How SBS Reps-to-Failure Autoregulation Works

Fixed percentages assume every session is the same. Autoregulation adjusts to the session you actually had — and that difference compounds over months.

Greg Nuckols and the Stronger By Science team developed their autoregulatory programming model around a simple observation: intermediate lifters do not have consistent sessions. A 5/3/1 cycle assumes you will perform the same relative to your max on week one as on week three. In practice, sleep, stress, nutrition, and accumulated training fatigue mean your actual capacity fluctuates by 5 to 10 percent from session to session.

The reps-to-failure model addresses this by using your actual performance to set the next session's load. The final working set of each main movement is taken close to technical failure — not absolute failure, but to the point where another rep would compromise form. The number of reps you achieve at that weight is entered into a simple formula that estimates your current working max, and the next session's load is calculated from that estimate.

Reps in Reserve (RIR) is the language the model uses to calibrate effort. "Stop at 2 RIR" means put the bar down when you estimate you have two reps left in the tank. This sounds simple; the hard part is that most lifters initially underestimate how many reps they have left. Over weeks of practice, your ability to estimate RIR improves and the load adjustments become more accurate.

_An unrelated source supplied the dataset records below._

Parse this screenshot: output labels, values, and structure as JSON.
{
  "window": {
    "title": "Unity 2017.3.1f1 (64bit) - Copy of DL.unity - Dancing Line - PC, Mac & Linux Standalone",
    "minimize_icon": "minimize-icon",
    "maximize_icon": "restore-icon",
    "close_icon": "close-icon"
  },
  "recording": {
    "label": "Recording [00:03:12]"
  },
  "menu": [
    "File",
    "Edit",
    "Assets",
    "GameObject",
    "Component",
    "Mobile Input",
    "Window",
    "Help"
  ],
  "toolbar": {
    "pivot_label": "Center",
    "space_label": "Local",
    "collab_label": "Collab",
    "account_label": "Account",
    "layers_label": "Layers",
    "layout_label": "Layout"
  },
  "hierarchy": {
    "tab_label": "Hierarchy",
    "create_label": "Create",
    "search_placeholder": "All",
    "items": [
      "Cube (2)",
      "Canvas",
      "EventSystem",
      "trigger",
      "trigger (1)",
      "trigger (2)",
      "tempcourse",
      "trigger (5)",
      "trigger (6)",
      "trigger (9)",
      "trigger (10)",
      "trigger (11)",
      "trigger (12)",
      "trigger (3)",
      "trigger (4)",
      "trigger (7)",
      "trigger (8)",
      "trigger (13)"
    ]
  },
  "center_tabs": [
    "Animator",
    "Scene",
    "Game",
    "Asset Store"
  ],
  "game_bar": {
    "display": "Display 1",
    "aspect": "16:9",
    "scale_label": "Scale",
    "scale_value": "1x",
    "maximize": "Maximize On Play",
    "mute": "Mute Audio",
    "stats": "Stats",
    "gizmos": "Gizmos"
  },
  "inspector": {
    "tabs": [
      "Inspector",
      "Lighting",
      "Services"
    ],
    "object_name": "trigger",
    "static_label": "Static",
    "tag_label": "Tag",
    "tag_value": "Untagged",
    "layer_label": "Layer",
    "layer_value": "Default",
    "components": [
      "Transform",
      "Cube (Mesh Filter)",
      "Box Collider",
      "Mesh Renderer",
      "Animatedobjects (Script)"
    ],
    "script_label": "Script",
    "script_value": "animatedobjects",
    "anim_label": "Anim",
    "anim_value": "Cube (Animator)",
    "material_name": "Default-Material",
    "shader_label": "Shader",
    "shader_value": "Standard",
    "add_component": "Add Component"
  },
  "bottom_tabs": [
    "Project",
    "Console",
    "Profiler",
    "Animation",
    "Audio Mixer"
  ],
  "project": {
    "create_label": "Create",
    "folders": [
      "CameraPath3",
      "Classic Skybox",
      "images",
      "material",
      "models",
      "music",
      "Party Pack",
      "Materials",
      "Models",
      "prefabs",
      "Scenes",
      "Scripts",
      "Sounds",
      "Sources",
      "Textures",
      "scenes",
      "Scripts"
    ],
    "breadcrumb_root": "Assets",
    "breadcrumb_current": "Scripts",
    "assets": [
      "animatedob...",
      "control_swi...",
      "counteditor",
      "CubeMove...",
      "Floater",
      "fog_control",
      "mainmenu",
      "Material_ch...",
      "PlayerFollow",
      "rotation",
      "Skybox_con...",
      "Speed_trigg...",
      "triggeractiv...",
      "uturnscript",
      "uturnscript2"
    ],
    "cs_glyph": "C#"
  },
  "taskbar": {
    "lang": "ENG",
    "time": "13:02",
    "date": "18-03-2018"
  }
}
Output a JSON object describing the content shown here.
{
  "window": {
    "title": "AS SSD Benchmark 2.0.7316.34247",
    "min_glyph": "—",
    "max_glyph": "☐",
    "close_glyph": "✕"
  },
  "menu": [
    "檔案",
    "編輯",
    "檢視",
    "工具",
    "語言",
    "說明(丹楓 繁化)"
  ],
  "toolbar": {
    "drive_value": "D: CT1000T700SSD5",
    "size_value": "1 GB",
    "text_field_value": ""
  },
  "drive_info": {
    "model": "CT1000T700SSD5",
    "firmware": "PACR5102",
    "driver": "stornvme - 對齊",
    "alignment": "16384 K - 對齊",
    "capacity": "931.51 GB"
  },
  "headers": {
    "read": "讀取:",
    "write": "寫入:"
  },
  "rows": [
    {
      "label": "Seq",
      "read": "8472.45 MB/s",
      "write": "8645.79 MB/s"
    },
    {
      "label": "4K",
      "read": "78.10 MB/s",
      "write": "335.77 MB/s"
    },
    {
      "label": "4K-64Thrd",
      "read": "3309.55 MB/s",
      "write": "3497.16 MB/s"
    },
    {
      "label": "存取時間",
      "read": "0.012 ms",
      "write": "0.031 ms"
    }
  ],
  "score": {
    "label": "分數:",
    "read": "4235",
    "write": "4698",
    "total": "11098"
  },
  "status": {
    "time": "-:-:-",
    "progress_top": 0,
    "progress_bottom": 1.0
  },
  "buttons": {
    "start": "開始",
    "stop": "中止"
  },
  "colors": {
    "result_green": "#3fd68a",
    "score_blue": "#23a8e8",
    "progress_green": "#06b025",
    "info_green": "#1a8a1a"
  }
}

The practical advantage is bidirectional correction. A fixed-percentage program only moves the load forward. If you had a bad week and performed below your estimated max, you still progress next session. The load creeps ahead of your actual capacity, sessions get grindy, and form breaks down. Autoregulation catches the regression: a weaker session sets a slightly lighter load for next session, preserving technique and allowing recovery.

It also catches positive variation. If you are sleeping well and feeling strong, a great reps-to-failure set will push the load estimate upward, and next session you train at a higher absolute intensity. Fixed programming leaves those good weeks as untapped potential.

LiftProof implements the feedback loop automatically. After you log the final set — weight and reps — the app calculates the estimated working max and pre-fills next session's loads. You see the adjustment, can override it if it feels off, and build a session-by-session history that shows how your capacity trends over time rather than just what weight you lifted.

For informational purposes only. Not a substitute for professional guidance. Consult a qualified trainer or healthcare provider before making significant changes to your training.